A common plumbing fear in cold climates is frozen pipes. When pipes freeze, they change their material quality and can easily crack or burst. If you notice that water is not flowing or has a very slow trickle when turned on, the plumbing culprit could be frozen pipes. The steps you will take to resolve the situation depend on the severity of the freeze and subsequent damage. To help prevent frozen pipes, you can leave a trickle of water in problem areas. If you ever feel like the issue is more than can be managed by a nonprofessional, call a plumber and get assistance with the issue.
Step 1. Find the Frozen Pipe(s)
The problem cannot be fixed if it is not located. Therefore, the very first task is to locate which pipes are frozen. To do this, turn on every faucet in the house. Check to see which are running and which are not. Whichever one is not running has a frozen pipe.
If you cannot easily locate which problem, start with the areas of your residence where freezing is most likely. These include pipes in areas that are not insulated, next to cold surfaces, or leading to the outside.
Step 2. Turn off the Water
Make sure to turn the water off to the affected area. If the water is not turned off, it can cause expensive repairs when the pipes begin to thaw.
Step 3. Inspection
It is imperative that you inspect the pipes to see if there are any cracks. These can occur because frozen water induces pressure changes within the system. Due to the fact that water will not be flowing through the pipes, you will need to look very closely to see if you spot a leak. To look in hard to reach spaces, use a flashlight or a mirror.
Step 4. Dethaw the Pipe
If the frozen pipe is limited to a contained and accessible area, it can be dethawed with a hair dryer or thermostatically controlled heat tape. If you use a hairdryer, make sure to constantly move it on the pipe. A lot of different pipe materials can be damaged by excessive direct heat. Check the water flow occasionally to see if it is flowing. If you use heat tape, make sure that you can plug it into an outlet so that it can heat properly.
If the frozen pipe is inside the wall, find an appliance that can blow hot air into a nearby vent. Make sure to maximize airflow into the vent.

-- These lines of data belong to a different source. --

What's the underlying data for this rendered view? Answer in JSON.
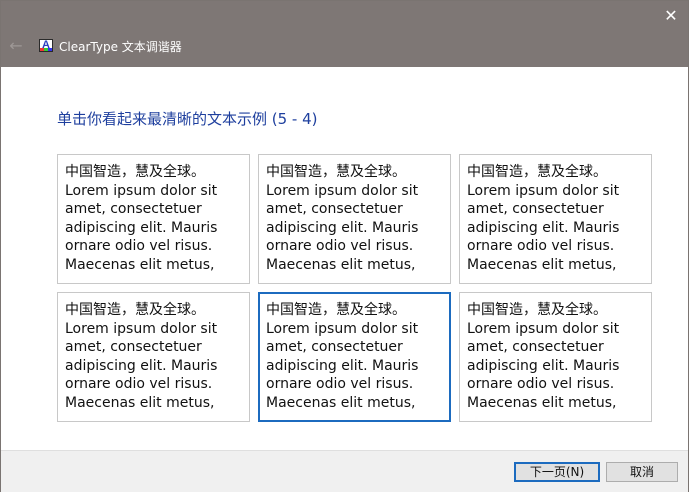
{
  "window": {
    "title": "ClearType 文本调谐器",
    "close_glyph": "✕",
    "back_glyph": "←",
    "icon_letter": "A"
  },
  "main": {
    "heading": "单击你看起来最清晰的文本示例 (5 - 4)"
  },
  "samples": [
    {
      "text": "中国智造，慧及全球。\nLorem ipsum dolor sit\namet, consectetuer\nadipiscing elit. Mauris\nornare odio vel risus.\nMaecenas elit metus,"
    },
    {
      "text": "中国智造，慧及全球。\nLorem ipsum dolor sit\namet, consectetuer\nadipiscing elit. Mauris\nornare odio vel risus.\nMaecenas elit metus,"
    },
    {
      "text": "中国智造，慧及全球。\nLorem ipsum dolor sit\namet, consectetuer\nadipiscing elit. Mauris\nornare odio vel risus.\nMaecenas elit metus,"
    },
    {
      "text": "中国智造，慧及全球。\nLorem ipsum dolor sit\namet, consectetuer\nadipiscing elit. Mauris\nornare odio vel risus.\nMaecenas elit metus,"
    },
    {
      "text": "中国智造，慧及全球。\nLorem ipsum dolor sit\namet, consectetuer\nadipiscing elit. Mauris\nornare odio vel risus.\nMaecenas elit metus,"
    },
    {
      "text": "中国智造，慧及全球。\nLorem ipsum dolor sit\namet, consectetuer\nadipiscing elit. Mauris\nornare odio vel risus.\nMaecenas elit metus,"
    }
  ],
  "selected_sample": 5,
  "footer": {
    "next_label": "下一页(N)",
    "cancel_label": "取消"
  },
  "colors": {
    "titlebar": "#7e7775",
    "heading": "#1e3f9e",
    "selection_border": "#1c6bbf"
  }
}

Step 5. Add Salt to Drains
If you notice that a drain is frozen, it can help to add salt down the drain. Just like salt helps melt snow and ice, it can liquefy the frozen water in your pipes. You can use boiling water with the salt, but be careful not to exceed the temperature that your pipes can withstand.
Step 6. Cut Hole in Wall (Last Resort!)
If the frozen pipe is inside a wall and there is no easy access, it may be necessary to cut a hole in the wall. Make sure to locate where the pipe is and use a keyhole saw to cut a circular hole. Then use one of the above strategies to thaw the pipe.
If, after trying all of the above steps, you are unable to unfreeze the pipe, it is time to call for assistance and locate a plumber. While this can seem like a costly expense, it is much more economical to get help before the pipe cracks or bursts and causes an unneeded flood in your residence.